Culture | L'Actualité du Roman Noir : L'île invisible
22/06/2021 | Francisco Siniaga : l’île invisible- traduit de l’espagnol (Venezuela) par Marta Martínez Valls- 2013, puis 2021- éditions Asphalte-272 pages- 22 €

Souvent, le noir est plus vénéneux au milieu de ces lieux clos que constituent les îles. Et dans ce roman situé quelque part dans les Caraïbes, on trouve une parfaite symétrie de données opaques : d’un côté, Wolfgang, venu mourir là, loin de sa lointaine et froide Allemagne et de l’autre, le lieu même de sa disparition, l’attirante et mystérieuse île vénézuélienne de Margarita « l’île de l’utopie, le seul endroit de la planète où tout le monde commande et personne n’obéit » aussi fascinante que sa nonchalante et tropicale capitale, La Asunción.

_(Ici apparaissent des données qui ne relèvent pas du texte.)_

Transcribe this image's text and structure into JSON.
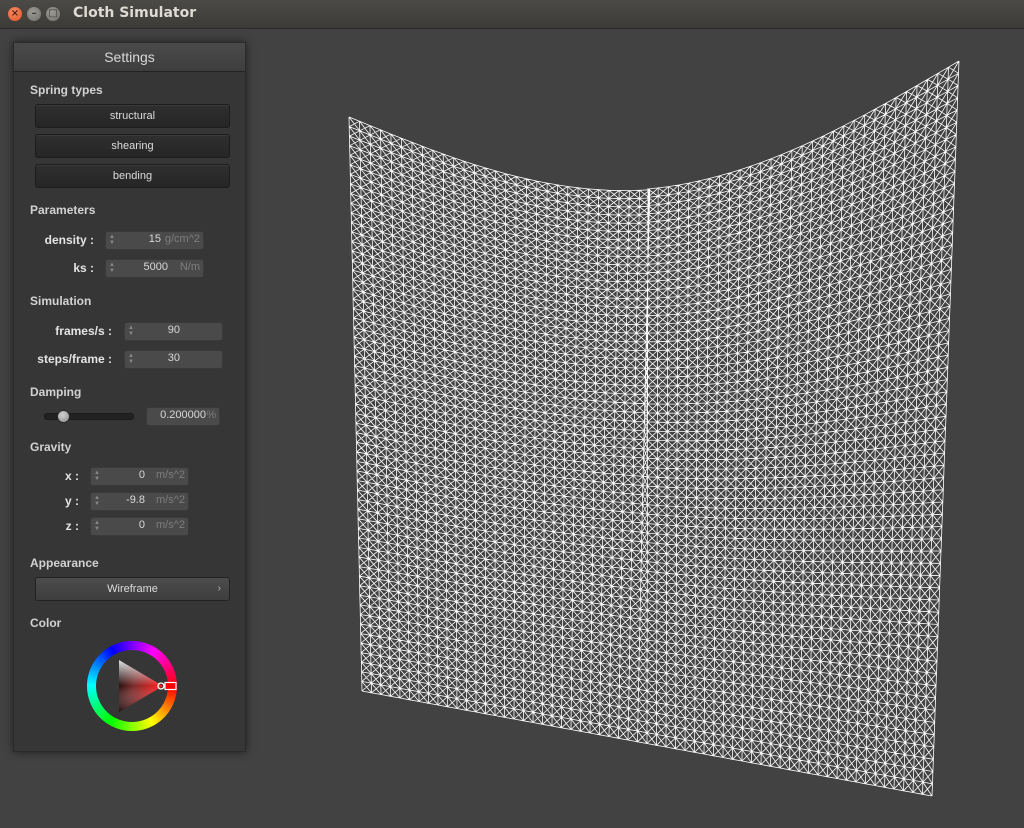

Au commencement, dans ce petit paradis pour touristes, débarque la mère, Edeltraud, à la recherche d’explication sur le décès de son fils, pour elle incompréhensible. Il lui faut donc des intermédiaires : d’abord le consul allemand de la place, Dietrich, qui n’ose la mettre en garde contre une certaine illisibilité de l’île pour les yeux étrangers ; puis l’avocat qui va mener l’enquête, l’impécunieux et lettré José Alberto Benítez, qui ne s’étend pas d’avantage sur les pièges de l’environnement local. Le futur détective s’amuse toutefois à mesurer la rigidité comportementale de sa cliente, symbolisée par sa manière de s’exprimer : appréciant l’entrée en matière directe de son interlocuteur lors de l’entretien initial, « elle se mit à̀ parler avec la même précision que le créateur avait mise à dessiner ses lèvres », note-t-il. On pourrait résumer l’intrigue policière ainsi : Wolfgang a été retrouvé noyé, or c’était un excellent nageur, affirme sa mère ; le rapport médical que cherche avec ténacité l’avocat permettra-t-il de lever l’ambiguïté sur les causes de la mort ? Le récit met aussi à jour une évidente dimension passionnelle à l’affaire, la femme de Wolfgang paraissant s’être détachée de lui au fur et à mesure que croissait une dévorante passion de son mari pour les combats de coqs…
L’auteur chercherait-il à nous orienter vers une opposition entre deux mondes, solution simplificatrice et appuyée ? Il faut examiner avec prudence la charge toute symbolique du fossé séparant le réalisme magique supposé de cette partie-là de la Caraïbe et la compréhension que peuvent en avoir les fils de la lointaine Europe. Le lecteur pourra encore chercher quelques explications du côté du texte littéraire qui obsède José Alberto, fragment d’un puzzle impénétrable et prestigieux (de Shakespeare à Conrad, et d’Orwell à Rulfo), issu d’un rêve dont il s’accroche à trouver l’origine. Il n’est pas jusqu’à l’histoire récente de l’île qui se fait ici une place, avec le petit cénacle de ses acteurs vieillissants et nostalgiques, dont l’avocat, commentant en boucle les aléas politiques du pays. Paradoxal, jouant à contre-pied des certitudes de son lecteur, le roman, qui n’a de policier que le nom, l’engloutit dans les abysses de son charme et de sa violence.